Japoński twórca internetowy został aresztowany pod zarzutem naruszenia praw autorskich. Bez zgody ich właściciela opublikował bowiem materiał zawierający zakończenie gry Steins;Gate: Hiyoku Renri no Darling – mężczyzna miał ponadto zarabiać na tym filmie oraz otrzymywać przychody z reklam. Jak się jednak okazuje, to nie pierwszy tego typu występek w jego życiu. Przyjrzyjmy się sprawie nieco bliżej, bo wydaje się naprawdę intrygująca.
YouTuber znalazł się w więzieniu, bo złamał prawa autorskie
The Content Overseas Distribution Agency (CODA) opisuje treści wstawiane przez YouTubera jako “fast content”, co jest dosyć popularnym gatunkiem na terenie Japonii. Polega on na skracaniu danego dzieła (gra, serial, film) poprzez podsumowanie przedstawianych tam wydarzeń. Wszystko to najczęściej okraszone jest stosownymi podpisami bądź głosową narracją. Istnieje także podgatunek zawartości o nazwie „netabare”, gdzie pokazane są zakończenia konkretnych produkcji lub zwroty akcji w nich występujące.

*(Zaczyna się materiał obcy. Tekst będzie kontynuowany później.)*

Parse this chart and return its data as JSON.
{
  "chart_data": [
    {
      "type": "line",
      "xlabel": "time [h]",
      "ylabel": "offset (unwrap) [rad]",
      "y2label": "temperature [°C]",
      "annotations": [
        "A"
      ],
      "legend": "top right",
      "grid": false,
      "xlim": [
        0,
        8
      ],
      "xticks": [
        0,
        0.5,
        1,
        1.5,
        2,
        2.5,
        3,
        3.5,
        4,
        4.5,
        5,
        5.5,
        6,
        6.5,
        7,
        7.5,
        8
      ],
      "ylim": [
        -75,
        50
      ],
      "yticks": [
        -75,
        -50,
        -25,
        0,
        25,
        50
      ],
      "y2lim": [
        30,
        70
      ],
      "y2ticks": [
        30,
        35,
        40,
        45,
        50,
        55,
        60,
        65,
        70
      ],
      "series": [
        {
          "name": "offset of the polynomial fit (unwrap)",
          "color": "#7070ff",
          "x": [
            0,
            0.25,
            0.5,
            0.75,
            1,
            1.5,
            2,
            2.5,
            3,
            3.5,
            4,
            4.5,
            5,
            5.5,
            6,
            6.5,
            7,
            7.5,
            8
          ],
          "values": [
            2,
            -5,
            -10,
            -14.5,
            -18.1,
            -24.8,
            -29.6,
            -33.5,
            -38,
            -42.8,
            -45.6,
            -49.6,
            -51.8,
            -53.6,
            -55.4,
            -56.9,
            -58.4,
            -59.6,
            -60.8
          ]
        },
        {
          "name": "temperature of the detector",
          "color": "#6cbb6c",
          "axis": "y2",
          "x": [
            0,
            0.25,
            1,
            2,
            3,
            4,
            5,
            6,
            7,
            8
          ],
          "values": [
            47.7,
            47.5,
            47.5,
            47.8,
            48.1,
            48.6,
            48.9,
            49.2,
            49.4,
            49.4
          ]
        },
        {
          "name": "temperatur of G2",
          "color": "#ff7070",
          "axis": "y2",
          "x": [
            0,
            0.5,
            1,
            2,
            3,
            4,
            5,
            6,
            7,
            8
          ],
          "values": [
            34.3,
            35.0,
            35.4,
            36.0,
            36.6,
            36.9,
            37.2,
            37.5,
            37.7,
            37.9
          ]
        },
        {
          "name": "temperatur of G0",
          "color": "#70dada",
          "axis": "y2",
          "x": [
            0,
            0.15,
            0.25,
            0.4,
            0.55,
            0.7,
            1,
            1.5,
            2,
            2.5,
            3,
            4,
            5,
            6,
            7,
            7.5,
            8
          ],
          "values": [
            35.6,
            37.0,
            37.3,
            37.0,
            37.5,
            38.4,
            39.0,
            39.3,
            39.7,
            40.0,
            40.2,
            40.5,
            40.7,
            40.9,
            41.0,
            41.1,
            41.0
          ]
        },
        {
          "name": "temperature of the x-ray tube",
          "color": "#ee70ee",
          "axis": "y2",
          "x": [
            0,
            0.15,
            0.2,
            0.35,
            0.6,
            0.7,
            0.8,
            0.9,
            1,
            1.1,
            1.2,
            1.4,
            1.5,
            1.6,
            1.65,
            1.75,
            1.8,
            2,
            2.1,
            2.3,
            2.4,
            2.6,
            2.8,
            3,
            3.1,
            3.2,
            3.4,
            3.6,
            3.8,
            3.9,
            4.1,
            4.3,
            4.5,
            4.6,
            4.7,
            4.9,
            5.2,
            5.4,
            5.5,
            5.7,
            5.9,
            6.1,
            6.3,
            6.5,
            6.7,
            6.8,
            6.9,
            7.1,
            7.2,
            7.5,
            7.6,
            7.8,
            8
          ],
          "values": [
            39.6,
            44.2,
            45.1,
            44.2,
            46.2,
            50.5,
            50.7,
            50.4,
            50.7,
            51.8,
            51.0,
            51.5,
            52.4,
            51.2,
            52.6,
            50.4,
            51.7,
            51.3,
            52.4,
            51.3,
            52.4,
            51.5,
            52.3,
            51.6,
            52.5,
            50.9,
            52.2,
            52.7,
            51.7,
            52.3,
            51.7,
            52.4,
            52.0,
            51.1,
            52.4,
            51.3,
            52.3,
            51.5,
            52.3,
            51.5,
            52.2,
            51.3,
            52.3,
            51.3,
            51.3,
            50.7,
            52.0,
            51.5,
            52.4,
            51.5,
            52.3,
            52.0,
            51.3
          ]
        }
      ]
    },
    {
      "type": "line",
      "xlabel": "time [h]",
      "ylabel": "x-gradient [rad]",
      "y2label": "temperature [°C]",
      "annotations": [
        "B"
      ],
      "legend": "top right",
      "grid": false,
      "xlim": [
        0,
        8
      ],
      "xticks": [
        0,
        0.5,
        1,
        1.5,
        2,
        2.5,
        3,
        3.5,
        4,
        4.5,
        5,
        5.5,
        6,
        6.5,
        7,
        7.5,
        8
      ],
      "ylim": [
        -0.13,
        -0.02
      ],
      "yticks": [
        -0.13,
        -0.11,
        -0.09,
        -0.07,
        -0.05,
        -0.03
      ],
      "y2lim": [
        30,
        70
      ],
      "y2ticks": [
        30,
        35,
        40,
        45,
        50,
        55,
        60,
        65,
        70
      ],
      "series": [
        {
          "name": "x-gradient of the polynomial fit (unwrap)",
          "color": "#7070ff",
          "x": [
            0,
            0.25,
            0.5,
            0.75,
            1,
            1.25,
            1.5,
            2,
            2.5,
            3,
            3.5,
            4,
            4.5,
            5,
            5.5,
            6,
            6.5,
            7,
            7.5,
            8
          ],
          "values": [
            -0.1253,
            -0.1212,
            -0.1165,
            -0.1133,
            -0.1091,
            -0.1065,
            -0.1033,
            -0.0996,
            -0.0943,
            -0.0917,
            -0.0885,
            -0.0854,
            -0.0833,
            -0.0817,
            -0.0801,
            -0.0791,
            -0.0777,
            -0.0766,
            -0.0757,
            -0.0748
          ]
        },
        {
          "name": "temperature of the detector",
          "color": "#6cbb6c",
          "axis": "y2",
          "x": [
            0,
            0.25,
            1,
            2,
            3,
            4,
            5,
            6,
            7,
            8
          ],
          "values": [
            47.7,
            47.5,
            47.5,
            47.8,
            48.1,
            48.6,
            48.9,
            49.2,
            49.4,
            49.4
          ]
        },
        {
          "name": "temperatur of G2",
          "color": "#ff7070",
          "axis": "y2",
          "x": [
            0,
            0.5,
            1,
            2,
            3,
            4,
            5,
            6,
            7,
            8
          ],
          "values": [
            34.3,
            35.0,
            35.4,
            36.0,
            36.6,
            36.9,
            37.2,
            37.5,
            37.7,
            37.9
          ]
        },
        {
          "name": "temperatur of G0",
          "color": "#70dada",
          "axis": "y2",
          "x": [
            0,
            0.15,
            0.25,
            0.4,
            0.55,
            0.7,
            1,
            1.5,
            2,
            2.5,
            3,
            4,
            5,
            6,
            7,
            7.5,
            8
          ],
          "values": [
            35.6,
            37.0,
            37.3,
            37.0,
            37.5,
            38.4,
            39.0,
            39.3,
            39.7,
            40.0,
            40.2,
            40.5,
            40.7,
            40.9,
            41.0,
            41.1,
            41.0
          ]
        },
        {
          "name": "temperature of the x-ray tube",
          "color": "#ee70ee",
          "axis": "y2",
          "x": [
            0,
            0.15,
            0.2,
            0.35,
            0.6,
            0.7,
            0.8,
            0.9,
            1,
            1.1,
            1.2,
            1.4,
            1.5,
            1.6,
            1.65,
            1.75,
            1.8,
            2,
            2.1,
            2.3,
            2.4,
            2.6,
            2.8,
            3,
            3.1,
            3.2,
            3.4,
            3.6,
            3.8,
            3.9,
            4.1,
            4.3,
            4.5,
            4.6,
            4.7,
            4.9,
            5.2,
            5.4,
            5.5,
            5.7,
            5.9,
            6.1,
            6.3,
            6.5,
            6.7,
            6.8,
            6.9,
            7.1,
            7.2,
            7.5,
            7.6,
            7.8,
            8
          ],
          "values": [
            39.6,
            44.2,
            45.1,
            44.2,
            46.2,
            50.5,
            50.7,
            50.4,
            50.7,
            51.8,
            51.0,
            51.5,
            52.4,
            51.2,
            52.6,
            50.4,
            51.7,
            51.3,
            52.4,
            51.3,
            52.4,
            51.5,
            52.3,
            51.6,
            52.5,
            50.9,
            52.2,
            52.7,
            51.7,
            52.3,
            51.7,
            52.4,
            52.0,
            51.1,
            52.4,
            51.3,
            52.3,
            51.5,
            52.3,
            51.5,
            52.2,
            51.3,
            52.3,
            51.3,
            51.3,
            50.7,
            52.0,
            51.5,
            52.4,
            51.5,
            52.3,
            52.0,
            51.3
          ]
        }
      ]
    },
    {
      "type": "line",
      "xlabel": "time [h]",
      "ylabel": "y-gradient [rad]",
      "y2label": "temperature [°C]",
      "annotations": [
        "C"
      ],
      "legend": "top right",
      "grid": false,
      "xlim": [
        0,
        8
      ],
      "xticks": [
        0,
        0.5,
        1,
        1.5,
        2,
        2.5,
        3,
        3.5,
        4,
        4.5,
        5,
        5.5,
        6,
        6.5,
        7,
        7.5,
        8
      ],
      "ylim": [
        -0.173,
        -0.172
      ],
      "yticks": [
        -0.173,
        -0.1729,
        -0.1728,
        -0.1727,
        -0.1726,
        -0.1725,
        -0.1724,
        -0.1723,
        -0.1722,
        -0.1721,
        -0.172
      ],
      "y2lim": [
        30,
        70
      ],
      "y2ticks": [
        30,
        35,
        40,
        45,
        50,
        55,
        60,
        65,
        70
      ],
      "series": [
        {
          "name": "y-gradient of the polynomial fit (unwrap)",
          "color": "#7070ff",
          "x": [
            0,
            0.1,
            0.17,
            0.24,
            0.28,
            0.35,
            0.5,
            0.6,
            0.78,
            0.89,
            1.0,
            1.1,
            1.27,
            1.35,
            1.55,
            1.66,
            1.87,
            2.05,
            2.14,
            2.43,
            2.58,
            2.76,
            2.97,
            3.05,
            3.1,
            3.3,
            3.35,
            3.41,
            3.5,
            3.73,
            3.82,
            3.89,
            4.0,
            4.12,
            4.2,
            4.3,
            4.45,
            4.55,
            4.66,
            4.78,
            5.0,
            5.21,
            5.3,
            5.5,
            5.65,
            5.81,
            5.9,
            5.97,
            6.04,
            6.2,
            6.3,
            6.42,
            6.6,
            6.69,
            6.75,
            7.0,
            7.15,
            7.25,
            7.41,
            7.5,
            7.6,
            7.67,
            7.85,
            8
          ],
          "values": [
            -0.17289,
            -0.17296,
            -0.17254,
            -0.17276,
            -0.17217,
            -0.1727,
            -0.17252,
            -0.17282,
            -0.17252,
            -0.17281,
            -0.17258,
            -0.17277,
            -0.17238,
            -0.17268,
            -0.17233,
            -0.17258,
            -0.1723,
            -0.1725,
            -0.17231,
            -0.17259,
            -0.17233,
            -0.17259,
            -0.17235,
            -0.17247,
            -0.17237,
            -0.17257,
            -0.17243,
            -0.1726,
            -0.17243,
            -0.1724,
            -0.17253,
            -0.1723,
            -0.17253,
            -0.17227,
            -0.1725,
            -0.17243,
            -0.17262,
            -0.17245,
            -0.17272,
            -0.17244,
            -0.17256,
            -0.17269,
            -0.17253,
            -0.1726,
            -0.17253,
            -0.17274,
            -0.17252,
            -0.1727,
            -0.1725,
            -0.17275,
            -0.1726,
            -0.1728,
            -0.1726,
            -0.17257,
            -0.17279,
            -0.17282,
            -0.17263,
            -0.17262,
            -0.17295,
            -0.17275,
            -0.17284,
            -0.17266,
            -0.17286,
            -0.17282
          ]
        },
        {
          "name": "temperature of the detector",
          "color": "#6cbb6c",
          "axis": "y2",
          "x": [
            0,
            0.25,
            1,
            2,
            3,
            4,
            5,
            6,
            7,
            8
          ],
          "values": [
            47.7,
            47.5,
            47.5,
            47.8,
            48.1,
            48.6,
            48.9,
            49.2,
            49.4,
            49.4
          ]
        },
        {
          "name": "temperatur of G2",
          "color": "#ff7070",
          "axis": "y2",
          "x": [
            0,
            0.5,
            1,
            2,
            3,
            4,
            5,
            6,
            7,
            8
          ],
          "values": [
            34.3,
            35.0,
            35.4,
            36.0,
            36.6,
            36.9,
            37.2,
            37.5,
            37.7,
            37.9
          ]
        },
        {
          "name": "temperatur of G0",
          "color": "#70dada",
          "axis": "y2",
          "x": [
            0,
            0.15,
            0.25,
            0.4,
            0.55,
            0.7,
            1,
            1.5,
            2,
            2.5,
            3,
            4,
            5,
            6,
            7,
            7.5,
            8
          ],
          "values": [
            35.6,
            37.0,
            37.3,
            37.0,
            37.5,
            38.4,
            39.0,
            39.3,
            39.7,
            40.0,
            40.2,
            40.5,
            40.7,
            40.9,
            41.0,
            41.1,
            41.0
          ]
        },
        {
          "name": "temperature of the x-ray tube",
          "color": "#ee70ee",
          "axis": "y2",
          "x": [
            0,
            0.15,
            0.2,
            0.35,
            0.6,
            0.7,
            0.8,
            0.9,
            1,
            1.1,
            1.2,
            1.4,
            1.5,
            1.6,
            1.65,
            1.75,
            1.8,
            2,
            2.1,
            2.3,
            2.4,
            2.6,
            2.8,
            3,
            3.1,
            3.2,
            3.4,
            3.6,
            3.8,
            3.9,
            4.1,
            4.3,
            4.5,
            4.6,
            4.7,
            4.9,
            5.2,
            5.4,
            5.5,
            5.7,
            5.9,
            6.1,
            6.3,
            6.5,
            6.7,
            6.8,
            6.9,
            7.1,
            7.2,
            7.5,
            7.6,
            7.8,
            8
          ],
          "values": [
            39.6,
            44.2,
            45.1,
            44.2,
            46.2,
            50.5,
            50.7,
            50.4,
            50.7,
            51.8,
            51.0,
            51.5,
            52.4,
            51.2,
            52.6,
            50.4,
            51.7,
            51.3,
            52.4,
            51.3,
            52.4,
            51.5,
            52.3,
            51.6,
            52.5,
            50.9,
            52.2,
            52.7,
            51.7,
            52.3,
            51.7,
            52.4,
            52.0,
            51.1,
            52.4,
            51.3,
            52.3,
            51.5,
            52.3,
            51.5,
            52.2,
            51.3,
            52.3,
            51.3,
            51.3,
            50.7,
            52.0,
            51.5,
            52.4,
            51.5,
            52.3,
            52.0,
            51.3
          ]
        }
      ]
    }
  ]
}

Na pierwszy rzut oka nie wydaje się to szokujące, lecz problem rodzi się wtedy, gdy tego typu materiały niwelują potrzebę zakupu wybranej zawartości. Tak jest w przypadku wyżej wspomnianej gry Steins;Gate: Hiyoku Renri no Darling należącej do gatunku visual novel, gdzie głównym zadaniem konsumenta jest czytanie wyświetlanego teksu. Dlatego też skracanie tego typu projektów jest postrzegane jako złamanie praw autorskich – zwłaszcza że ich właściciel sam postanowił zgłosić materiały publikowane przez influencera.
Źródło: Nitroplus
52-letni Shinobu Yoshida czeka obecnie na proces i jak się okazuje – to pierwsze aresztowanie w Japonii związane z udostępnieniem materiału z gry wideo. Zagraniczne portale wskazują, że istnieje ogromne prawdopodobieństwo, iż to pierwsza taka sytuacja na całym świecie. CODA jest przekonana o winie twórcy, zwłaszcza że nielegalną działalność na YouTube prowadzić ma już od 2019 roku – wtedy też zaczął zamieszczać klipy teoretycznie łamiące prawa autorskie. Poza tym czerpał z nich zyski materialne, co także jest dosyć istotne.
Podejrzany dodatkowo przyznał się do zarzutów i jak sam twierdzi: od początku zdawał sobie sprawę, iż nie działa zgodnie z prawem. Teraz pozostaje czekać na rozwój wydarzeń.